Wallabies to get All Blacks leftovers

10:11 am on 7 November 2019

A high-octane battle to be next All Blacks coach is under way and Australian rugby could be waiting to scoop up their pick of the leftovers, in a repeat of the Robbie Deans coup 12 years ago.

Robbie Deans while coaching the Wallabies.

Robbie Deans Photo: PHOTOSPORT

The trans-Tasman rivals are chasing successors to Michael Cheika and Steve Hansen after both fell short of their targets at the Rugby World Cup.

Replacements are expected to be announced by Christmas but while New Zealand Rugby's main contenders are relatively clear cut, mystery surrounds the Australian process.

It was widely believed Rugby Australia's director of rugby Scott Johnson had Dave Rennie in his sights to succeed Cheika and become the second Kiwi coach of the Wallabies after Deans.

However, Rennie is among a handful of prominent names invited by NZR to apply for the vacant All Blacks post and he said he was "humbled" by the approach.

Others certainly in the mix are incumbent All Blacks assistant coach Ian Foster and highly successful Crusaders coach Scott Robertson, while Japan's head coach Jamie Joseph is likely to put his name in the hat.

It means at least three high-quality head coaches will be left without an international post.

One of them could then have their head turned by Johnson.

Deans was famously unveiled as Wallabies coach on December 14, 2007, just seven days after losing out to Graham Henry in a high-profile All Blacks race.

07092016 Photo: Rebekah Parsons-King. New Zealand Rugby will not take action against individuals but has cautioned the Chiefs after investigating allegations players abused a woman performing as a stripper. Chiefs coach Dave Rennie.

Dave Rennie Photo: RNZ / Rebekah Parsons-King

Whoever crossed the Tasman could come as a team, bringing his nominated assistants for the New Zealand job with him.

Conjecture surrounds the identity of each coach's preferred assistants with one exception.

Highly-rated attack coach Tony Brown has committed to keep working with Joseph, having turned down approaches from both Foster and Robertson.

Joseph is weighing up a lucrative offer to remain with Japan and Brown indicated the Wallabies probably weren't on his radar, in an interview with Sky Sport.

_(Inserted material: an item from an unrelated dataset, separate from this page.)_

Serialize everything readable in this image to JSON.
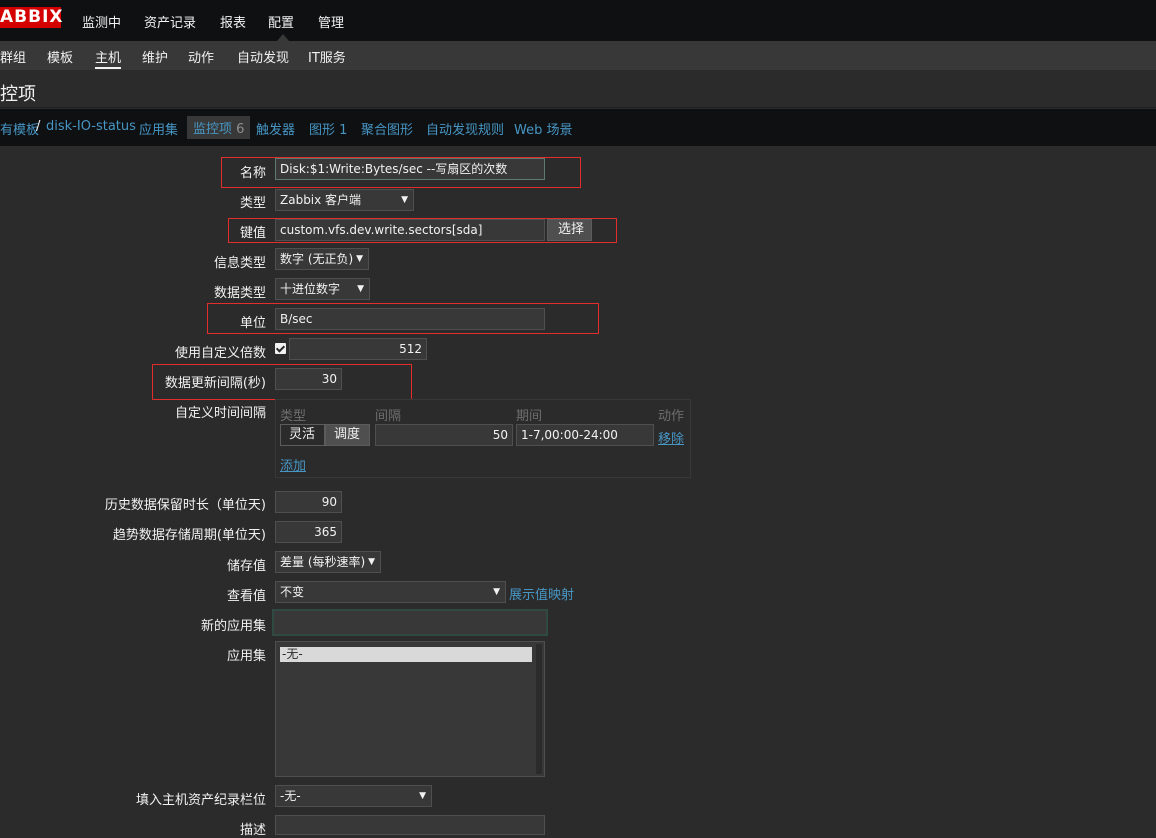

Brown also rated Foster and Robertson as the "leading contenders" to get the All Blacks back on track after their disappointing bronze medal return in Japan.

Hansen and star playmaker Beauden Barrett have both called for Foster's promotion to the top job in the name of continuity.

However, other commentators believe it is time for a clear-out and the change of approach that the charismatic Robertson would bring.

A NZR appointment panel unveiled on Wednesday comprised chairman Brent Impey, incoming chief executive Mark Robinson, high performance boss Mike Anthony, former All Blacks coach Graham Henry and former Silver Ferns coach Waimarama Taumaunu.